BPCE reforça aposta em Portugal após compra do Novo Banco e projeta expansão no seguro
A entrada da BPCE no mercado português ganha uma nova dimensão após a conclusão da compra do Novo Banco em abril e com a expansão das operações da Natixis em Loures. O grupo francês passa a tratar Portugal como o seu segundo mercado estratégico, com planos de contratação, aumento do crédito e possível reforço na área de seguros.
Destaques
- BPCE concluiu a aquisição de 100% do Novo Banco em 30 de abril de 2026, numa operação avaliada em 6,7 mil milhões de euros.
- Natixis planeja aumentar a força de trabalho em Portugal de 3.300 para 4.000 empregados nos próximos 24 a 30 meses, focando transformação digital e fintech.
- BPCE quer replicar o modelo francês de bancassurance em Portugal, podendo ampliar receitas e consolidar oferta de seguros caso venha adquirir a GamaLife.
Expansão bancária e tecnológica em Portugal
A ThePortugalPost, a BPCE apresentou Portugal como o seu segundo mercado estratégico durante a inauguração do novo centro de competências da Natixis em Moscavide, no concelho de Loures. Nicolas Namias, presidente executivo do Groupe BPCE, afirmou que a aquisição do Novo Banco dá ao grupo maior escala no país e permite criar uma plataforma bancária mais ampla para apoiar a economia portuguesa.O grupo concluiu em 30 de abril de 2026 a compra de 75% do Novo Banco ao fundo norte-americano Lone Star e dos restantes 25% ao Estado português, numa operação avaliada em 6,7 mil milhões de euros, segundo o texto de origem. A BPCE indica que o banco continuará a ser gerido localmente e manterá autonomia operacional, com o atual presidente executivo do Novo Banco, Mark Bourke, a permanecer em funções.
A Natixis, que já emprega cerca de 3.300 pessoas em Portugal, quer atingir 4.000 trabalhadores no país nos próximos 24 a 30 meses, distribuídos entre Porto e Lisboa. O novo polo em Lisboa deverá concentrar atividades ligadas à transformação digital, cibersegurança e tecnologia financeira voltada para clientes, enquanto o centro do Porto mantém funções em desenvolvimento informático, análise de dados e operações de retaguarda.

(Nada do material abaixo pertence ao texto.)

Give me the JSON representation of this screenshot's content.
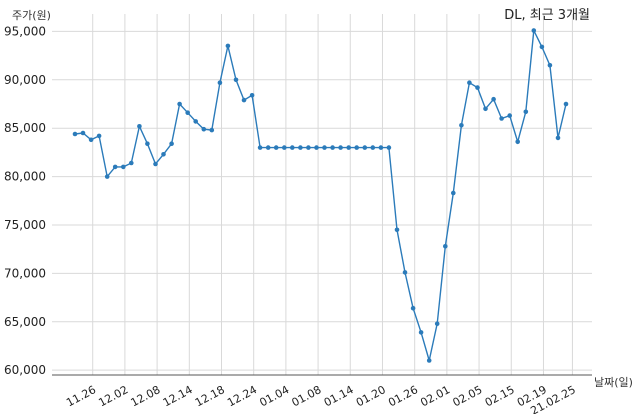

O ministro das Finanças, Joaquim Miranda Sarmento, classificou o investimento como importante para o país e como sinal de confiança na economia portuguesa. Também marcaram presença na cerimónia o secretário de Estado do Orçamento, José Maria Brandão de Brito, e o presidente da Câmara de Lisboa, Carlos Moedas.
Crédito, seguros e impacto no mercado português
A estratégia da BPCE em Portugal vai além da integração do Novo Banco e inclui a replicação do modelo francês de bancassurance, que combina produtos bancários e de seguros. Namias não confirmou negociações específicas sobre a GamaLife, mas disse que o grupo quer desenvolver em Portugal a mesma capacidade que já tem em França para criar soluções de seguro para clientes bancários.Uma eventual compra da GamaLife reforçaria esse plano, porque a seguradora mantém acordos exclusivos de distribuição com o Novo Banco até 2039. Ao controlar produção e distribuição, a BPCE poderia ampliar receitas com comissões e consolidar a oferta de seguros de vida, proteção patrimonial e produtos de investimento através da rede bancária.
O grupo também diz que pretende expandir o financiamento a pequenas e médias empresas, grandes empresas e clientes institucionais. A maior escala do balanço da BPCE poderá dar ao Novo Banco acesso a financiamento mais competitivo, com potencial efeito nas condições de crédito para empresas ligadas ao comércio entre Portugal e França.
Do ponto de vista setorial, a operação reforça a consolidação da banca em Portugal e aumenta a pressão concorrencial sobre bancos e seguradoras independentes. A aposta também expõe a confiança da BPCE no crescimento da economia portuguesa, na evolução do crédito de taxa variável e na capacidade do país para atrair investimento estrangeiro de maior valor acrescentado.
Na nossa análise anterior sobre o abrandamento do crescimento do PIB português no 1.º trimestre de 2026, destacámos que a economia avançou em termos homólogos, mas ficou estagnada em cadeia, com a procura interna a ser sustentada pelo investimento ligado ao PRR. Também sublinhámos que a desaceleração do consumo das famílias e a subida dos custos de energia aumentam os riscos para 2026, apesar de o país continuar a atrair investimento direto estrangeiro, sobretudo para imobiliário, tecnologia e energias renováveis.